The final jobs report before the 2024 presidential election showed a muddled picture, with job gains dropping significantly in October amid the disruption from major hurricanes and a Boeing labor strike.
Just 12,000 jobs were added to payrolls, which is below expectations and a drop from the 223,000 added the previous month. The unemployment rate remained essentially unchanged at 4.1%.
The Bureau of Labor Statistics, which gathers the data, cautioned that the weather disasters had an impact on its survey collection.
After a period of job losses, employment in movies and sound recordings rose by 2,600 to 448,000. Employment in broadcasting and among content providers dropped by 3,300 to 333,000. Publishing Jobs increased by 3,900 to 926,700.
The report follows more optimistic data earlier this week, including average 2.8% growth in the GDP this year and a continued decline in the inflation rate.
The most significant jobs gains were in health care and government. The biggest declines were within temporary help for business and professional services, while manufacturing fell by 46,000. The BLS noted that there was a 44,000 drop in transportation equipment manufacturing “largely due to strike activity.”

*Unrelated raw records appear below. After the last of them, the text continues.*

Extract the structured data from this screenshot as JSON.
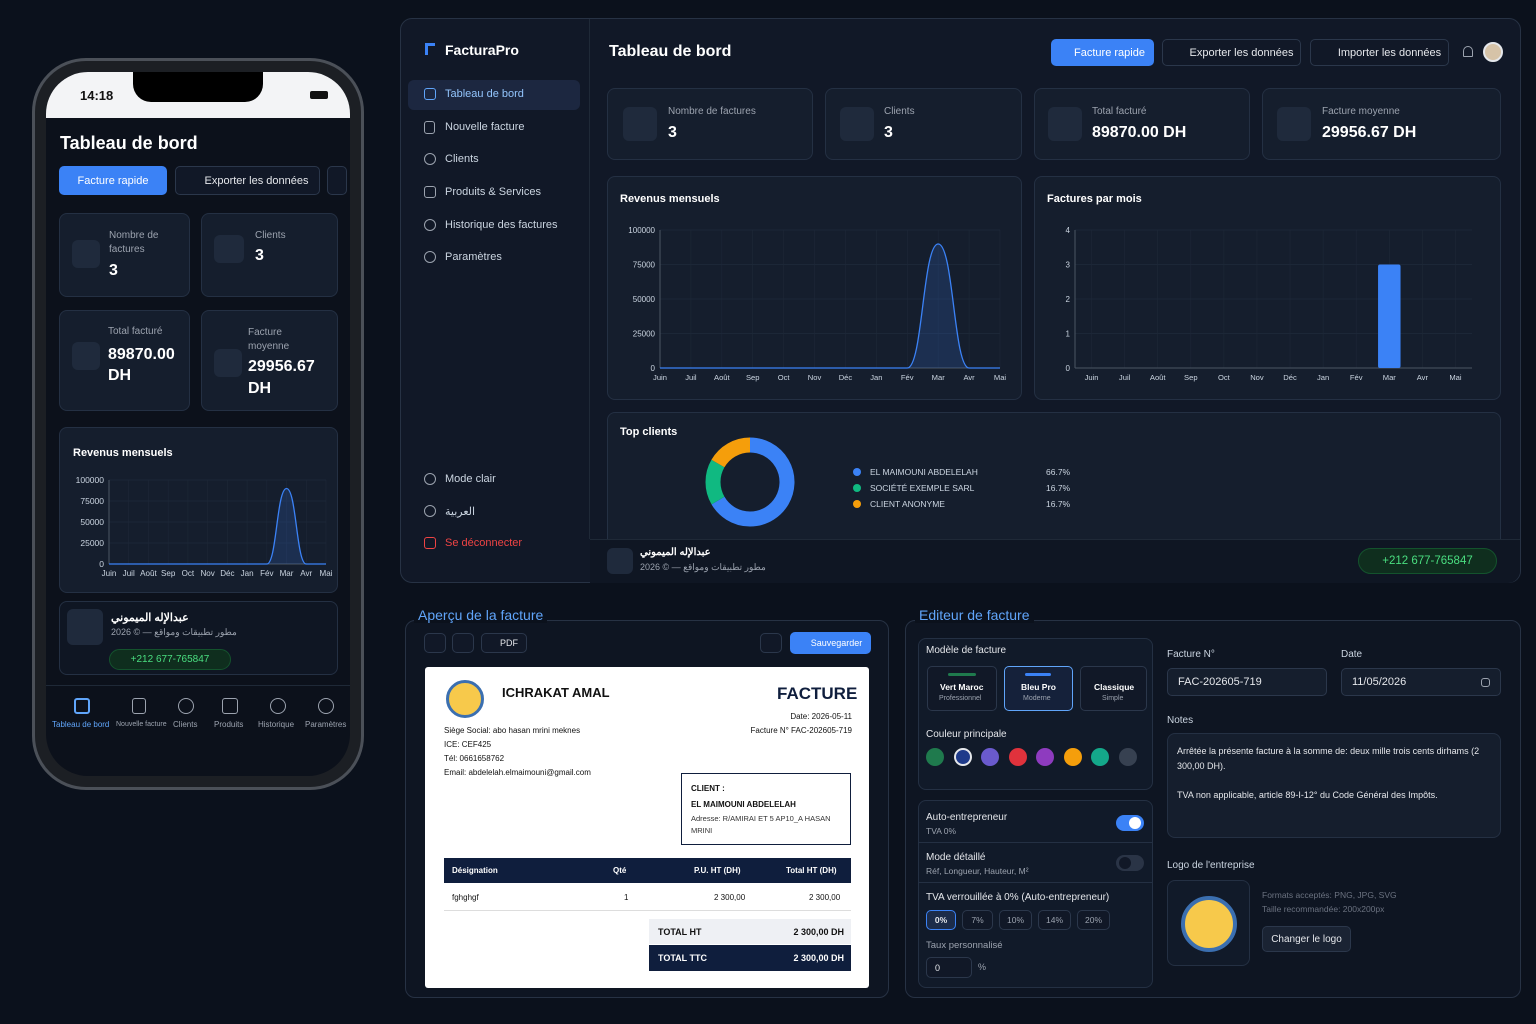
{
  "phone": {
    "time": "14:18",
    "title": "Tableau de bord",
    "quick": "Facture rapide",
    "export": "Exporter les données",
    "stats": [
      {
        "label": "Nombre de factures",
        "value": "3"
      },
      {
        "label": "Clients",
        "value": "3"
      },
      {
        "label": "Total facturé",
        "value": "89870.00 DH"
      },
      {
        "label": "Facture moyenne",
        "value": "29956.67 DH"
      }
    ],
    "dev_name": "عبدالإله الميموني",
    "dev_sub": "2026 © — مطور تطبيقات ومواقع",
    "dev_phone": "+212 677-765847",
    "nav": [
      "Tableau de bord",
      "Nouvelle facture",
      "Clients",
      "Produits",
      "Historique",
      "Paramètres"
    ]
  },
  "app": {
    "brand": "FacturaPro",
    "menu": [
      "Tableau de bord",
      "Nouvelle facture",
      "Clients",
      "Produits & Services",
      "Historique des factures",
      "Paramètres"
    ],
    "menu_bottom": [
      "Mode clair",
      "العربية",
      "Se déconnecter"
    ],
    "title": "Tableau de bord",
    "actions": [
      "Facture rapide",
      "Exporter les données",
      "Importer les données"
    ],
    "stats": [
      {
        "label": "Nombre de factures",
        "value": "3"
      },
      {
        "label": "Clients",
        "value": "3"
      },
      {
        "label": "Total facturé",
        "value": "89870.00 DH"
      },
      {
        "label": "Facture moyenne",
        "value": "29956.67 DH"
      }
    ],
    "dev_name": "عبدالإله الميموني",
    "dev_sub": "2026 © — مطور تطبيقات ومواقع",
    "dev_phone": "+212 677-765847"
  },
  "chart_data": [
    {
      "type": "area",
      "title": "Revenus mensuels",
      "categories": [
        "Juin",
        "Juil",
        "Août",
        "Sep",
        "Oct",
        "Nov",
        "Déc",
        "Jan",
        "Fév",
        "Mar",
        "Avr",
        "Mai"
      ],
      "values": [
        0,
        0,
        0,
        0,
        0,
        0,
        0,
        0,
        0,
        89870,
        0,
        0
      ],
      "color": "#3b82f6",
      "ylim": [
        0,
        100000
      ],
      "yticks": [
        0,
        25000,
        50000,
        75000,
        100000
      ],
      "grid": true
    },
    {
      "type": "bar",
      "title": "Factures par mois",
      "categories": [
        "Juin",
        "Juil",
        "Août",
        "Sep",
        "Oct",
        "Nov",
        "Déc",
        "Jan",
        "Fév",
        "Mar",
        "Avr",
        "Mai"
      ],
      "values": [
        0,
        0,
        0,
        0,
        0,
        0,
        0,
        0,
        0,
        3,
        0,
        0
      ],
      "color": "#3b82f6",
      "ylim": [
        0,
        4
      ],
      "yticks": [
        0,
        1,
        2,
        3,
        4
      ],
      "grid": true
    },
    {
      "type": "pie",
      "title": "Top clients",
      "categories": [
        "EL MAIMOUNI ABDELELAH",
        "SOCIÉTÉ EXEMPLE SARL",
        "CLIENT ANONYME"
      ],
      "values": [
        66.7,
        16.7,
        16.7
      ],
      "value_labels": [
        "66.7%",
        "16.7%",
        "16.7%"
      ],
      "colors": [
        "#3b82f6",
        "#10b981",
        "#f59e0b"
      ]
    }
  ],
  "preview": {
    "title": "Aperçu de la facture",
    "pdf": "PDF",
    "save": "Sauvegarder",
    "company": "ICHRAKAT AMAL",
    "doc": "FACTURE",
    "date": "Date: 2026-05-11",
    "number": "Facture N° FAC-202605-719",
    "seller": [
      "Siège Social: abo hasan mrini meknes",
      "ICE: CEF425",
      "Tél: 0661658762",
      "Email: abdelelah.elmaimouni@gmail.com"
    ],
    "client_label": "CLIENT :",
    "client_name": "EL MAIMOUNI ABDELELAH",
    "client_addr": "Adresse: R/AMIRAI ET 5 AP10_A HASAN MRINI",
    "table": {
      "header": [
        "Désignation",
        "Qté",
        "P.U. HT (DH)",
        "Total HT (DH)"
      ],
      "rows": [
        [
          "fghghgf",
          "1",
          "2 300,00",
          "2 300,00"
        ]
      ]
    },
    "totals": [
      [
        "TOTAL HT",
        "2 300,00 DH"
      ],
      [
        "TOTAL TTC",
        "2 300,00 DH"
      ]
    ]
  },
  "editor": {
    "title": "Editeur de facture",
    "model_label": "Modèle de facture",
    "models": [
      {
        "name": "Vert Maroc",
        "sub": "Professionnel"
      },
      {
        "name": "Bleu Pro",
        "sub": "Moderne"
      },
      {
        "name": "Classique",
        "sub": "Simple"
      }
    ],
    "color_label": "Couleur principale",
    "colors": [
      "#1f7a4d",
      "#1e3a8a",
      "#6a5acd",
      "#e0323c",
      "#8e3bbf",
      "#f59e0b",
      "#14a88a",
      "#374151"
    ],
    "auto": {
      "label": "Auto-entrepreneur",
      "sub": "TVA 0%"
    },
    "detail": {
      "label": "Mode détaillé",
      "sub": "Réf, Longueur, Hauteur, M²"
    },
    "tva_label": "TVA verrouillée à 0% (Auto-entrepreneur)",
    "tva_options": [
      "0%",
      "7%",
      "10%",
      "14%",
      "20%"
    ],
    "custom_label": "Taux personnalisé",
    "custom_value": "0",
    "custom_unit": "%",
    "number_label": "Facture N°",
    "number": "FAC-202605-719",
    "date_label": "Date",
    "date": "11/05/2026",
    "notes_label": "Notes",
    "notes": [
      "Arrêtée la présente facture à la somme de: deux mille trois cents dirhams (2 300,00 DH).",
      "TVA non applicable, article 89-I-12° du Code Général des Impôts."
    ],
    "logo_label": "Logo de l'entreprise",
    "logo_formats": "Formats acceptés: PNG, JPG, SVG",
    "logo_size": "Taille recommandée: 200x200px",
    "logo_button": "Changer le logo"
  }
}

Justin Wolfers, professor at the University of Michigan, wrote on X, “As a guess, hurricanes cost about -40k jobs, and the Boeing strike also cost -40k jobs. So *underlying* jobs growth was slower but still reasonable.”
Average hourly earnings rose by 13 cents during the month to $35.46, a rise of 0.4%, or 4% over the past 12 months.

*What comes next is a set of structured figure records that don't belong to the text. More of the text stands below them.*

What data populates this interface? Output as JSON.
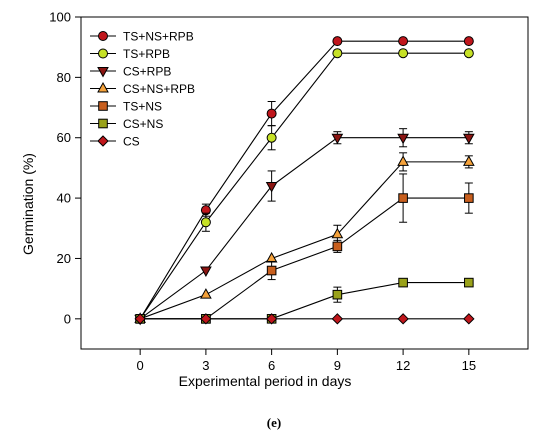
{
  "chart_data": {
    "type": "line",
    "xlabel": "Experimental period in days",
    "ylabel": "Germination (%)",
    "panel_label": "(e)",
    "x": [
      0,
      3,
      6,
      9,
      12,
      15
    ],
    "xlim": [
      -2.7,
      17.7
    ],
    "ylim": [
      -10,
      100
    ],
    "xticks": [
      0,
      3,
      6,
      9,
      12,
      15
    ],
    "yticks": [
      0,
      20,
      40,
      60,
      80,
      100
    ],
    "grid": false,
    "legend_position": "top-left",
    "series": [
      {
        "name": "TS+NS+RPB",
        "marker": "circle",
        "color": "#c0161c",
        "values": [
          0,
          36,
          68,
          92,
          92,
          92
        ],
        "errors": [
          0,
          2,
          4,
          0,
          0,
          0
        ]
      },
      {
        "name": "TS+RPB",
        "marker": "circle",
        "color": "#c6e126",
        "values": [
          0,
          32,
          60,
          88,
          88,
          88
        ],
        "errors": [
          0,
          3,
          4,
          0,
          0,
          0
        ]
      },
      {
        "name": "CS+RPB",
        "marker": "triangle-down",
        "color": "#8b1512",
        "values": [
          0,
          16,
          44,
          60,
          60,
          60
        ],
        "errors": [
          0,
          0,
          5,
          2,
          3,
          2
        ]
      },
      {
        "name": "CS+NS+RPB",
        "marker": "triangle-up",
        "color": "#f5a23b",
        "values": [
          0,
          8,
          20,
          28,
          52,
          52
        ],
        "errors": [
          0,
          0,
          0,
          3,
          3,
          2
        ]
      },
      {
        "name": "TS+NS",
        "marker": "square",
        "color": "#c85f1e",
        "values": [
          0,
          0,
          16,
          24,
          40,
          40
        ],
        "errors": [
          0,
          0,
          3,
          2,
          8,
          5
        ]
      },
      {
        "name": "CS+NS",
        "marker": "square",
        "color": "#9aa21a",
        "values": [
          0,
          0,
          0,
          8,
          12,
          12
        ],
        "errors": [
          0,
          0,
          0,
          2.5,
          0,
          0
        ]
      },
      {
        "name": "CS",
        "marker": "diamond",
        "color": "#c0161c",
        "values": [
          0,
          0,
          0,
          0,
          0,
          0
        ],
        "errors": [
          0,
          0,
          0,
          0,
          0,
          0
        ]
      }
    ]
  }
}
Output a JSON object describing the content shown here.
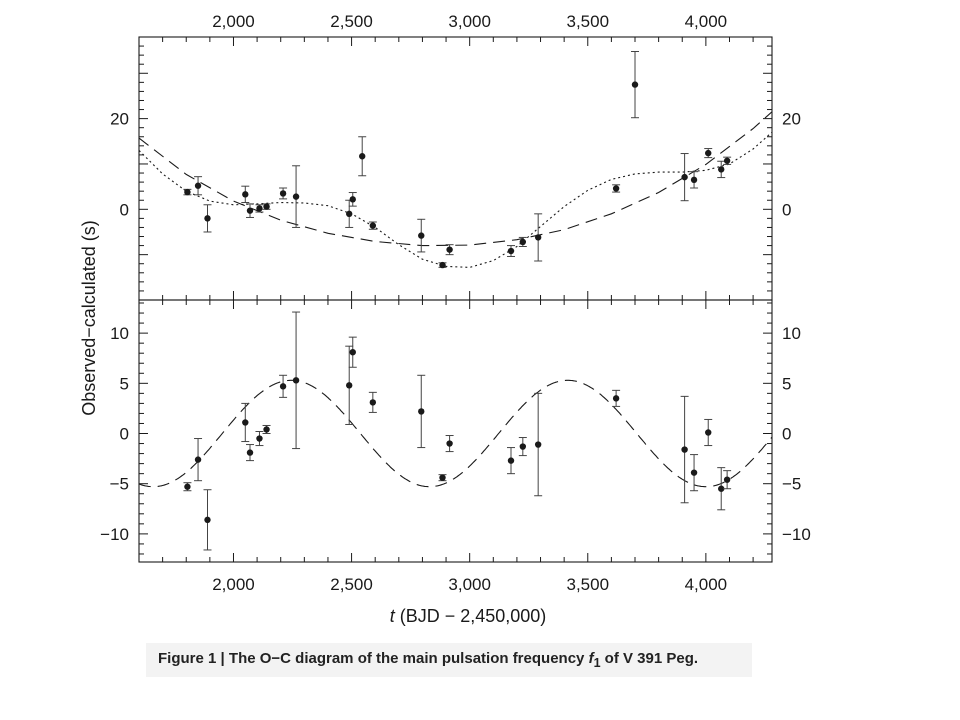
{
  "chart_data": [
    {
      "type": "scatter",
      "panel": "top",
      "x_top_tick_labels": [
        "2,000",
        "2,500",
        "3,000",
        "3,500",
        "4,000"
      ],
      "x_ticks": [
        2000,
        2500,
        3000,
        3500,
        4000
      ],
      "y_ticks": [
        0,
        20
      ],
      "y_tick_labels": [
        "0",
        "20"
      ],
      "xlim": [
        1600,
        4280
      ],
      "ylim": [
        -20,
        38
      ],
      "series": [
        {
          "marker": "filled-circle",
          "points": [
            {
              "x": 1805,
              "y": 3.8,
              "err": 0.6
            },
            {
              "x": 1850,
              "y": 5.2,
              "err": 2.0
            },
            {
              "x": 1890,
              "y": -2.0,
              "err": 3.0
            },
            {
              "x": 2050,
              "y": 3.3,
              "err": 1.8
            },
            {
              "x": 2070,
              "y": -0.3,
              "err": 1.5
            },
            {
              "x": 2110,
              "y": 0.2,
              "err": 0.8
            },
            {
              "x": 2140,
              "y": 0.6,
              "err": 0.6
            },
            {
              "x": 2210,
              "y": 3.5,
              "err": 1.2
            },
            {
              "x": 2265,
              "y": 2.8,
              "err": 6.8
            },
            {
              "x": 2490,
              "y": -1.0,
              "err": 3.0
            },
            {
              "x": 2505,
              "y": 2.2,
              "err": 1.5
            },
            {
              "x": 2545,
              "y": 11.7,
              "err": 4.3
            },
            {
              "x": 2590,
              "y": -3.6,
              "err": 0.8
            },
            {
              "x": 2795,
              "y": -5.8,
              "err": 3.6
            },
            {
              "x": 2885,
              "y": -12.3,
              "err": 0.5
            },
            {
              "x": 2915,
              "y": -8.9,
              "err": 1.1
            },
            {
              "x": 3175,
              "y": -9.2,
              "err": 1.2
            },
            {
              "x": 3225,
              "y": -7.2,
              "err": 1.0
            },
            {
              "x": 3290,
              "y": -6.2,
              "err": 5.2
            },
            {
              "x": 3620,
              "y": 4.6,
              "err": 0.8
            },
            {
              "x": 3700,
              "y": 27.5,
              "err": 7.3
            },
            {
              "x": 3910,
              "y": 7.1,
              "err": 5.2
            },
            {
              "x": 3950,
              "y": 6.5,
              "err": 1.8
            },
            {
              "x": 4010,
              "y": 12.4,
              "err": 1.0
            },
            {
              "x": 4065,
              "y": 8.8,
              "err": 1.8
            },
            {
              "x": 4090,
              "y": 10.7,
              "err": 0.8
            }
          ]
        },
        {
          "style": "dashed",
          "x": [
            1600,
            1800,
            2000,
            2200,
            2400,
            2600,
            2800,
            3000,
            3200,
            3400,
            3600,
            3800,
            4000,
            4200,
            4280
          ],
          "y": [
            15.7,
            7.7,
            1.8,
            -2.4,
            -5.3,
            -7.1,
            -8.0,
            -7.9,
            -6.7,
            -4.5,
            -1.0,
            3.7,
            9.9,
            17.8,
            21.5
          ]
        },
        {
          "style": "dotted",
          "x": [
            1600,
            1700,
            1800,
            1900,
            2000,
            2100,
            2200,
            2300,
            2400,
            2500,
            2600,
            2700,
            2800,
            2900,
            3000,
            3100,
            3200,
            3300,
            3400,
            3500,
            3600,
            3700,
            3800,
            3900,
            4000,
            4100,
            4200,
            4280
          ],
          "y": [
            13.0,
            7.8,
            4.0,
            1.8,
            1.0,
            1.2,
            1.5,
            1.4,
            0.8,
            -1.0,
            -4.0,
            -7.8,
            -11.0,
            -12.6,
            -12.8,
            -11.3,
            -8.2,
            -3.8,
            0.6,
            4.2,
            6.6,
            7.8,
            8.2,
            8.2,
            8.6,
            10.0,
            13.3,
            17.0
          ]
        }
      ]
    },
    {
      "type": "scatter",
      "panel": "bottom",
      "xlabel_italic": "t",
      "xlabel_rest": " (BJD − 2,450,000)",
      "x_ticks": [
        2000,
        2500,
        3000,
        3500,
        4000
      ],
      "x_tick_labels": [
        "2,000",
        "2,500",
        "3,000",
        "3,500",
        "4,000"
      ],
      "y_ticks": [
        -10,
        -5,
        0,
        5,
        10
      ],
      "y_tick_labels": [
        "−10",
        "−5",
        "0",
        "5",
        "10"
      ],
      "xlim": [
        1600,
        4280
      ],
      "ylim": [
        -12.8,
        13.3
      ],
      "series": [
        {
          "marker": "filled-circle",
          "points": [
            {
              "x": 1805,
              "y": -5.3,
              "err": 0.4
            },
            {
              "x": 1850,
              "y": -2.6,
              "err": 2.1
            },
            {
              "x": 1890,
              "y": -8.6,
              "err": 3.0
            },
            {
              "x": 2050,
              "y": 1.1,
              "err": 1.9
            },
            {
              "x": 2070,
              "y": -1.9,
              "err": 0.8
            },
            {
              "x": 2110,
              "y": -0.5,
              "err": 0.7
            },
            {
              "x": 2140,
              "y": 0.4,
              "err": 0.4
            },
            {
              "x": 2210,
              "y": 4.7,
              "err": 1.1
            },
            {
              "x": 2265,
              "y": 5.3,
              "err": 6.8
            },
            {
              "x": 2490,
              "y": 4.8,
              "err": 3.9
            },
            {
              "x": 2505,
              "y": 8.1,
              "err": 1.5
            },
            {
              "x": 2590,
              "y": 3.1,
              "err": 1.0
            },
            {
              "x": 2795,
              "y": 2.2,
              "err": 3.6
            },
            {
              "x": 2885,
              "y": -4.4,
              "err": 0.3
            },
            {
              "x": 2915,
              "y": -1.0,
              "err": 0.8
            },
            {
              "x": 3175,
              "y": -2.7,
              "err": 1.3
            },
            {
              "x": 3225,
              "y": -1.3,
              "err": 0.9
            },
            {
              "x": 3290,
              "y": -1.1,
              "err": 5.1
            },
            {
              "x": 3620,
              "y": 3.5,
              "err": 0.8
            },
            {
              "x": 3910,
              "y": -1.6,
              "err": 5.3
            },
            {
              "x": 3950,
              "y": -3.9,
              "err": 1.8
            },
            {
              "x": 4010,
              "y": 0.1,
              "err": 1.3
            },
            {
              "x": 4065,
              "y": -5.5,
              "err": 2.1
            },
            {
              "x": 4090,
              "y": -4.6,
              "err": 0.9
            }
          ]
        },
        {
          "style": "dashed",
          "model": "sinusoid",
          "amplitude": 5.3,
          "period": 1170,
          "center": 2830
        }
      ]
    }
  ],
  "shared_ylabel": "Observed−calculated (s)",
  "caption": {
    "figure_label": "Figure 1",
    "separator": "|",
    "text_before": "The O−C diagram of the main pulsation frequency ",
    "symbol": "f",
    "subscript": "1",
    "text_after": " of V 391 Peg."
  }
}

Mark Zandi, chief economist at Moodys Analytics, called the figures a “head fake” because they were “weighed down by the temporary impact of the hurricanes and the Boeing strike.”
“Response rates to the survey of businesses used to construct the job estimate were also extraordinarily low due to a very short collection period for the responses,” he wrote on X. “Abstracting from these one-offs, employment increased by close to 150k, about the same as the gains in recent months. This, combined with the stable and low near 4% unemployment rate and sturdy wage growth of 4%, it is fair to say the job market remains rock-solid.”